Q) Why during BA study volunteers are kept in fasting
state before giving drug?
• Food can interfere with absorption. They can increase
absorption by blocking metabolic enzymes or decrease
absorption by increasing GI peristaltic movement. Thus
BA of drug is over or under estimated. Thus fasting
condition is followed to avoid such variance.
Q)What problem will come if single dose protocol is
applied to patients? Show though illustration
• Single dose BA study requires sampling for about at
least 3-5 half lives to get proper estimation of AUC.
Until that period is over patient can’t take his next dose
of same drug or if he has more than one disease then
he will miss other drug dose. Depending of the drug’s
half life this period can be a whole day or more and in
this time patient health can be compromised.

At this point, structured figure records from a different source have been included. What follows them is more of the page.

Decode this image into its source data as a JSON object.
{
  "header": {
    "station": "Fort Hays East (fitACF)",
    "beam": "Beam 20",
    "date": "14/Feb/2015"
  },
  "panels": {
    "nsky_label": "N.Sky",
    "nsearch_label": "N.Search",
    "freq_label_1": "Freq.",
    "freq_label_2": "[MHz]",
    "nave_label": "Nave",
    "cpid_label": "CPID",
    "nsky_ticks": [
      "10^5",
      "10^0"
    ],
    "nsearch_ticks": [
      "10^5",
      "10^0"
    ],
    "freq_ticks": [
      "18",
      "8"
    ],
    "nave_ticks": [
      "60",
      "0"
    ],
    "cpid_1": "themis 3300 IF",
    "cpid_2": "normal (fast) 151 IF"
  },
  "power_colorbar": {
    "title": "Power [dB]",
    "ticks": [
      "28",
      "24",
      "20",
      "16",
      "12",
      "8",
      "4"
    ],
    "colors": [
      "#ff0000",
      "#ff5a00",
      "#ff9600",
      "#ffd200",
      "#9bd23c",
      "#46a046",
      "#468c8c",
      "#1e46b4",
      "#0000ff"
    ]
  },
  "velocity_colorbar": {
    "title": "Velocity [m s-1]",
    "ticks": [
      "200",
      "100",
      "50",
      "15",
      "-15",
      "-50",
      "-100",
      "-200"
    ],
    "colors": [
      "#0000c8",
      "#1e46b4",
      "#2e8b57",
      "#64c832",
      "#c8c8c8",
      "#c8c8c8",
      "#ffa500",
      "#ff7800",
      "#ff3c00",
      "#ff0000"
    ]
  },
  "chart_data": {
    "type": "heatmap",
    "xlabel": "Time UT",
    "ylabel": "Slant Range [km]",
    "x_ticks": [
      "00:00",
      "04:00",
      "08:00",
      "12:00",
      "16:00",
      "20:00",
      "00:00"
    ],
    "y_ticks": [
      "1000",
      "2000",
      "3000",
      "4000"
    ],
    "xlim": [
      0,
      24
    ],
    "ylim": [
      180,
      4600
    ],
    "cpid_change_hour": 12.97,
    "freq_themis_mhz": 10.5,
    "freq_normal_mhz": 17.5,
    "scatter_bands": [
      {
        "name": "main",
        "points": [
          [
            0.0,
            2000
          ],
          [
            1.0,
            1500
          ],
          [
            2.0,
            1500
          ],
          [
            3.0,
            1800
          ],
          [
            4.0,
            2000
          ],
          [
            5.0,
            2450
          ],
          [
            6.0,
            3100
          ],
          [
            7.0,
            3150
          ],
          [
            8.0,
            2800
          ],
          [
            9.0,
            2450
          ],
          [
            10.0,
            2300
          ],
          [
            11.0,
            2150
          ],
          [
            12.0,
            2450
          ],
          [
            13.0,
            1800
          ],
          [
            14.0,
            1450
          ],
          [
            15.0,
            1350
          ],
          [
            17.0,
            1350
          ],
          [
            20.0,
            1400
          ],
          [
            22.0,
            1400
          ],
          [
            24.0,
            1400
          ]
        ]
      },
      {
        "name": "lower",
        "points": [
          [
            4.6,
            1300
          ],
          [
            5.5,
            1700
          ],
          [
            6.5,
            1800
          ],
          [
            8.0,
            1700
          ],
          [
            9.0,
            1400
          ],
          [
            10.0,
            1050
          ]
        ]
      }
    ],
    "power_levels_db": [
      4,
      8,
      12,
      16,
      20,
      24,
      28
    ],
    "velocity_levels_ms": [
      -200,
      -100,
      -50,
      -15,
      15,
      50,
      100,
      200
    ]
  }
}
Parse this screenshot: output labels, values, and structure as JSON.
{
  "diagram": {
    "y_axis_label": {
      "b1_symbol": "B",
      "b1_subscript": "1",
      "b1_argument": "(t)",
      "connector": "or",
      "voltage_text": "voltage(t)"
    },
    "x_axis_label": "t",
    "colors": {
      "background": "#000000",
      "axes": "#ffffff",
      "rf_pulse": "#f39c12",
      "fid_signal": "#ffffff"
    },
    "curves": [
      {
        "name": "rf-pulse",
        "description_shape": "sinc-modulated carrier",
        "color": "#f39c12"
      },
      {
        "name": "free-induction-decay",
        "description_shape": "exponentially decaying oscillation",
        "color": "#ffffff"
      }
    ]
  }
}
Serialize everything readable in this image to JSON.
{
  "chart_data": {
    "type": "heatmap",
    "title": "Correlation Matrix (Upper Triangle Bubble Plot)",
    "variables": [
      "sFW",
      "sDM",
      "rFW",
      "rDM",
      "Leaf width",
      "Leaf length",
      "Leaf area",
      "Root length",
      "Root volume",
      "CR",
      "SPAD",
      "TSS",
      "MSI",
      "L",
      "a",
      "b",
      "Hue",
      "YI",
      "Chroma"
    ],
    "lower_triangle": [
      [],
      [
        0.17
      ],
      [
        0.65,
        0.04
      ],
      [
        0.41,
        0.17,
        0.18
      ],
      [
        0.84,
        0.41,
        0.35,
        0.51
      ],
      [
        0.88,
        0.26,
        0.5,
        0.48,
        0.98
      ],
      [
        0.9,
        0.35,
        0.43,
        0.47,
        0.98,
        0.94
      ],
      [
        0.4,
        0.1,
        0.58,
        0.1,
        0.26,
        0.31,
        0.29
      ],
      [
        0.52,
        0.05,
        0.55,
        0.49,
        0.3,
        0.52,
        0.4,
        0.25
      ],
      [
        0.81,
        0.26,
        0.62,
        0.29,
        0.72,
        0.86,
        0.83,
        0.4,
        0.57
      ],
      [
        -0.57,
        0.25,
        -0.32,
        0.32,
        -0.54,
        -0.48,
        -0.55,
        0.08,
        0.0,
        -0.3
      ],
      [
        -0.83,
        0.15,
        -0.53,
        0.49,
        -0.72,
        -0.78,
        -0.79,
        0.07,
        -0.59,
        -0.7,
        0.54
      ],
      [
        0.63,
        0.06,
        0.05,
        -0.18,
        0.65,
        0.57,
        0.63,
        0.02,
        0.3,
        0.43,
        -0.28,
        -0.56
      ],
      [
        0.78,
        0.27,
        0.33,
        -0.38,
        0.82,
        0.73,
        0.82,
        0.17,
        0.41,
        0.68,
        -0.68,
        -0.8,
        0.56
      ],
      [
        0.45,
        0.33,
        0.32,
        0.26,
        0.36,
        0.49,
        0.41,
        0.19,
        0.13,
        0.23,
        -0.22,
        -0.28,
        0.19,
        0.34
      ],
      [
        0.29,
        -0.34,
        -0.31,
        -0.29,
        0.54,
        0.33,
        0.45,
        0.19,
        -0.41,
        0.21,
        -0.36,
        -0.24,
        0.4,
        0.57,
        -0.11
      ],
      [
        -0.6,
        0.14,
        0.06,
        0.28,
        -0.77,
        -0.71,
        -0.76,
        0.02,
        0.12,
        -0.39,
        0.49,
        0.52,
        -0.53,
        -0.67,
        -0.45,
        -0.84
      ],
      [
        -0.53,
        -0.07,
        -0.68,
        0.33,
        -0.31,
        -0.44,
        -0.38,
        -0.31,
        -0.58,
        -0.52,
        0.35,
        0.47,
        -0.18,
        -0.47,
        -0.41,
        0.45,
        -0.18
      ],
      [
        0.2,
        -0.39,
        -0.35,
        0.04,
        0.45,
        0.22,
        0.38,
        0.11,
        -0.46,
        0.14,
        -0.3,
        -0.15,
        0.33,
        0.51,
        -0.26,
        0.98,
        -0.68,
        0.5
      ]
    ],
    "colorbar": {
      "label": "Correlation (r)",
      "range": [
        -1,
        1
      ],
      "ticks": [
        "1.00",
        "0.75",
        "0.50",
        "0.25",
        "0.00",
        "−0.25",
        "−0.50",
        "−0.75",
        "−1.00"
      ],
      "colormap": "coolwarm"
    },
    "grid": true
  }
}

Q) What parameter determines the length of a BA
or BE study period?
Ans. Study needs enough data within 5 half-life ie to
process 96% elimination
Q) Why is solubility and dissolution tested over a
wide pH range?
Ans. The wide pH range is to account for drug
absorption through the Gut ie from acidic stomach
to basic ileum and jejunum of small intestines. Also
it allows satisfaction of one of the criteria of
biowaiver which is that drug must not be absorbed
from a specific part in gut but throughout the gut.